Jones, whose grit is camouflaged by a nervous laugh, operates within a small, loose, overmatched network of supporters - but also very much alone. “I tried to start a group but it was difficult,” she said. “A lot of people don’t want their names associated with this at all. They’re afraid that they’re either going to lose their job or they’re going to get attacked.”

Brownback’s fiscal disaster aided Jones’s cause. “It really lit a fire under a lot of people like when parents and teachers were realizing we might actually lose our public school system,” she said. “That really made people wake up a bit.”

It also led to a wave of more moderate lawmakers winning election in 2016. “In Kansas, the local elections swung the opposite direction of the national elections in 2016,” she said.

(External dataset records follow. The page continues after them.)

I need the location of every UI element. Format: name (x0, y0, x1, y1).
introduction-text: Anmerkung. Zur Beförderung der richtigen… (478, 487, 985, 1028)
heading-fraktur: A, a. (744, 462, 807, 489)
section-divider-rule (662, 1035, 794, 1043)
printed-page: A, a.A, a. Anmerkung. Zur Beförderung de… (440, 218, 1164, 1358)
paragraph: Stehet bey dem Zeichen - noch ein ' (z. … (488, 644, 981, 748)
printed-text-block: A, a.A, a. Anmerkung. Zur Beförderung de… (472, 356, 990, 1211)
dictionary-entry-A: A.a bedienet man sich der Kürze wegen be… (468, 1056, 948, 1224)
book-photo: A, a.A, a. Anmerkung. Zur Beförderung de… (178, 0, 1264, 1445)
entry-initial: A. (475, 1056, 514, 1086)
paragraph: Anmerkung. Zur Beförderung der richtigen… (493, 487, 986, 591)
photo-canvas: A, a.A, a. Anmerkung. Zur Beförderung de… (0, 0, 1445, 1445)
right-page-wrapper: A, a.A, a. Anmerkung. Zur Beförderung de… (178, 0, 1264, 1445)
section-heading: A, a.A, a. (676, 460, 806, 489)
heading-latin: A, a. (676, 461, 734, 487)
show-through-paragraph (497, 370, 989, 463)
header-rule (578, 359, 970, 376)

Campus carry is still state law. But Jones is optimistic about overturning it. A number of other guns-everywhere bills died in the Kansas Legislature this session, including an effort to pressure school districts to arm teachers and force insurance companies to give gun-toting districts preferential treatment.

In an email this week, Jones rattled off the victories:

“HB2042 - the bill that would lower the age of concealed carry to 18 with a permit (still no permit necessary over 21) and legalize concealed carry reciprocity - didn’t get voted on before sine die, so it’s dead. The bill to arm teachers and force insurance coverage never made it out of committee, so it is dead. And Rep. Blake Carpenter, who wrote the bill to arm teachers, tried to lower the concealed carry license fees in an amendment to the tax bill, which failed, so that’s dead too. And a bill to prohibit convicted domestic abusers from possessing guns was signed into law a few weeks ago (HB 2145). The gun lobby didn’t get anything they wanted passed this year, so in my estimation, Kansas won.”

There is a frequently cited quote attributed to anthropologist Margaret Mead that has always sounded a bit syrupy to me. “Never doubt,” Mead said, “that a small group of thoughtful, committed citizens can change the world; indeed, it’s the only thing that ever has.”

It’s hard to know how significant the efforts of a relentless 25-year-old volunteer were to the failure of the gun lobby this year in Kansas. Other factors were involved, including national groups and the political aftershocks of the massacre in Parkland, Florida.

But Jones was committed and courageous. She showed up again and again. She organized. She raised her voice. And she kept at it in the face of overwhelming opposition and plenty of mansplaining.

She hasn’t won yet. But she just might.

Francis Wilkinson writes editorials on politics and U.S. domestic policy for Bloomberg Opinion.